Nos anos 90 do século passado, final do segundo milénio, as políticas públicas para a cultura em Portugal registaram avanços, que foram no sentido de projectar o País no processo de internacionalização e sobretudo de “europeização”, após cinco séculos de expansão marítima e colonizações.
Nesta estratégia, que deverá ser analisada com objectividade informativa e estatística, ocorreram iniciativas marcantes: a Europália 91 na Bélgica onde Portugal foi o País-tema, a Exposição Universal de Sevilha em 1992 com pavilhão próprio e grande número de iniciativas portuguesas, Lisboa 94 – Capital Europeia da Cultura, a Feira do Livro de Frankfurt de 1997 com a literatura portuguesa como tema central e a Expo 98, o grande acontecimento cultural do final do milénio que transformou física, económica e socialmente a zona oriental de Lisboa.
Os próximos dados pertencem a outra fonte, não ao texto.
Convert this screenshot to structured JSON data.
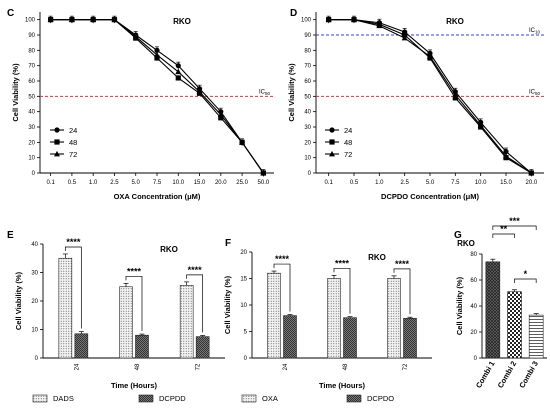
{
  "chart_data": [
    {
      "panel": "C",
      "type": "line",
      "title": "RKO",
      "xlabel": "OXA Concentration (μM)",
      "ylabel": "Cell Viability (%)",
      "categories": [
        "0.1",
        "0.5",
        "1.0",
        "2.5",
        "5.0",
        "7.5",
        "10.0",
        "15.0",
        "20.0",
        "25.0",
        "50.0"
      ],
      "ylim": [
        0,
        105
      ],
      "yticks": [
        "0",
        "10",
        "20",
        "30",
        "40",
        "50",
        "60",
        "70",
        "80",
        "90",
        "100"
      ],
      "reference_lines": [
        {
          "label": "IC",
          "sub": "50",
          "value": 50,
          "color": "#e8303a"
        }
      ],
      "legend_position": "bottom-left",
      "series": [
        {
          "name": "24",
          "marker": "circle",
          "values": [
            100,
            100,
            100,
            100,
            90,
            80,
            70,
            55,
            40,
            20,
            0
          ]
        },
        {
          "name": "48",
          "marker": "square",
          "values": [
            100,
            100,
            100,
            100,
            88,
            75,
            62,
            52,
            36,
            20,
            0
          ]
        },
        {
          "name": "72",
          "marker": "triangle",
          "values": [
            100,
            100,
            100,
            100,
            89,
            77,
            66,
            53,
            38,
            20,
            0
          ]
        }
      ]
    },
    {
      "panel": "D",
      "type": "line",
      "title": "RKO",
      "xlabel": "DCPDO Concentration (μM)",
      "ylabel": "Cell Viability (%)",
      "categories": [
        "0.1",
        "0.5",
        "1.0",
        "2.5",
        "5.0",
        "7.5",
        "10.0",
        "15.0",
        "20.0"
      ],
      "ylim": [
        0,
        105
      ],
      "yticks": [
        "0",
        "10",
        "20",
        "30",
        "40",
        "50",
        "60",
        "70",
        "80",
        "90",
        "100"
      ],
      "reference_lines": [
        {
          "label": "IC",
          "sub": "10",
          "value": 90,
          "color": "#3040d8"
        },
        {
          "label": "IC",
          "sub": "50",
          "value": 50,
          "color": "#e8303a"
        }
      ],
      "legend_position": "bottom-left",
      "series": [
        {
          "name": "24",
          "marker": "circle",
          "values": [
            100,
            100,
            98,
            92,
            78,
            53,
            33,
            14,
            0
          ]
        },
        {
          "name": "48",
          "marker": "square",
          "values": [
            100,
            100,
            97,
            90,
            75,
            49,
            30,
            10,
            0
          ]
        },
        {
          "name": "72",
          "marker": "triangle",
          "values": [
            100,
            100,
            96,
            88,
            76,
            51,
            31,
            11,
            0
          ]
        }
      ]
    },
    {
      "panel": "E",
      "type": "bar",
      "title": "RKO",
      "xlabel": "Time (Hours)",
      "ylabel": "Cell Viability (%)",
      "categories": [
        "24",
        "48",
        "72"
      ],
      "ylim": [
        0,
        40
      ],
      "yticks": [
        "0",
        "10",
        "20",
        "30",
        "40"
      ],
      "legend_position": "bottom",
      "series": [
        {
          "name": "DADS",
          "pattern": "dots",
          "values": [
            35,
            25,
            25.5
          ],
          "errors": [
            1.5,
            1.2,
            1.2
          ]
        },
        {
          "name": "DCPDD",
          "pattern": "dense",
          "values": [
            8.5,
            8,
            7.5
          ],
          "errors": [
            0.8,
            0.4,
            0.4
          ]
        }
      ],
      "significance": [
        {
          "category": "24",
          "label": "****"
        },
        {
          "category": "48",
          "label": "****"
        },
        {
          "category": "72",
          "label": "****"
        }
      ]
    },
    {
      "panel": "F",
      "type": "bar",
      "title": "RKO",
      "xlabel": "Time (Hours)",
      "ylabel": "Cell Viability (%)",
      "categories": [
        "24",
        "48",
        "72"
      ],
      "ylim": [
        0,
        20
      ],
      "yticks": [
        "0",
        "5",
        "10",
        "15",
        "20"
      ],
      "legend_position": "bottom",
      "series": [
        {
          "name": "OXA",
          "pattern": "dots",
          "values": [
            16,
            15,
            15
          ],
          "errors": [
            0.4,
            0.6,
            0.5
          ]
        },
        {
          "name": "DCPDO",
          "pattern": "dense",
          "values": [
            8,
            7.6,
            7.5
          ],
          "errors": [
            0.2,
            0.2,
            0.2
          ]
        }
      ],
      "significance": [
        {
          "category": "24",
          "label": "****"
        },
        {
          "category": "48",
          "label": "****"
        },
        {
          "category": "72",
          "label": "****"
        }
      ]
    },
    {
      "panel": "G",
      "type": "bar",
      "title": "RKO",
      "xlabel": "",
      "ylabel": "Cell Viability (%)",
      "categories": [
        "Combi 1",
        "Combi 2",
        "Combi 3"
      ],
      "ylim": [
        0,
        80
      ],
      "yticks": [
        "0",
        "20",
        "40",
        "60",
        "80"
      ],
      "series": [
        {
          "name": "",
          "patterns": [
            "cross",
            "check",
            "lines"
          ],
          "values": [
            74,
            51,
            33
          ],
          "errors": [
            2,
            1.5,
            1.2
          ]
        }
      ],
      "significance": [
        {
          "from": "Combi 1",
          "to": "Combi 2",
          "label": "**"
        },
        {
          "from": "Combi 1",
          "to": "Combi 3",
          "label": "***"
        },
        {
          "from": "Combi 2",
          "to": "Combi 3",
          "label": "*"
        }
      ]
    }
  ]
}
No plano político a década de 90 foi marcada por dois projectos, os governos de centro-direita de Cavaco Silva até 2005 e de centro-esquerda de António Guterres na segunda metade. Este reinstituiu o Ministério da Cultura com vários Institutos associados, deu continuidade a preocupações de descentralização cultural cujos resultados eram verificáveis na utilidade da rede de leitura pública. Tentou alargar-se esta experiencia a museus e cineteatros com a criação de Centros Regionais das Artes do Espectáculo/CRAE(s) em Viseu e Évora.
De referir neste âmbito estratégico a criação em 1992 do Instituto Camões, definido como pessoa colectiva de direito público, com autonomia administrativa e patrimonial. Ficou sob tutela do Ministério dos Negócios Estrangeiros na orientação da política cultural externa.
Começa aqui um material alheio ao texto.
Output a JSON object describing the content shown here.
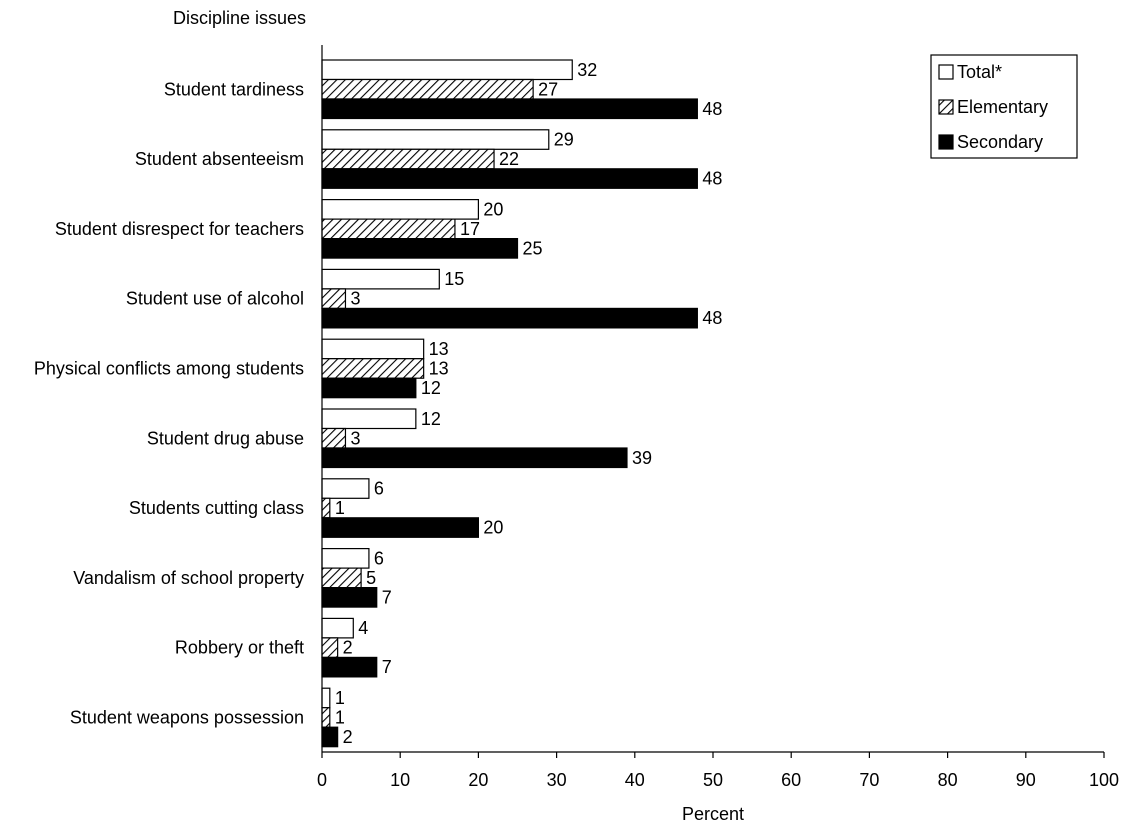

A principal vantagem da internacionalização no plano da gestão dos recursos culturais nacionais foi a passagem de um sistema organizativo semiamador e voluntarista para a concretização de objectivos definidos no tempo, planeamento faseado e criação de equipa profissionalizadas, publicas e privadas.
Importa referir que estas iniciativas no campo cultural corresponderam a sinergias diversas de afirmação política, mas também urbanísticas, tecnológicas, comerciais, mediáticas e de consumo, com o alargamento dos mercados e “criação de novos públicos”.
As indústrias culturais, definidas como industrias que integram o trabalho cultural e artístico no produto transacionado, participaram nas estratégias para afirmação cultura-espectáculo. Do ponto de vista laboral estas I.C. privilegiaram a precariedade e a sazonalidade, surgiram profissões “independentes” com formas de dependência e de assalariamento menos visíveis.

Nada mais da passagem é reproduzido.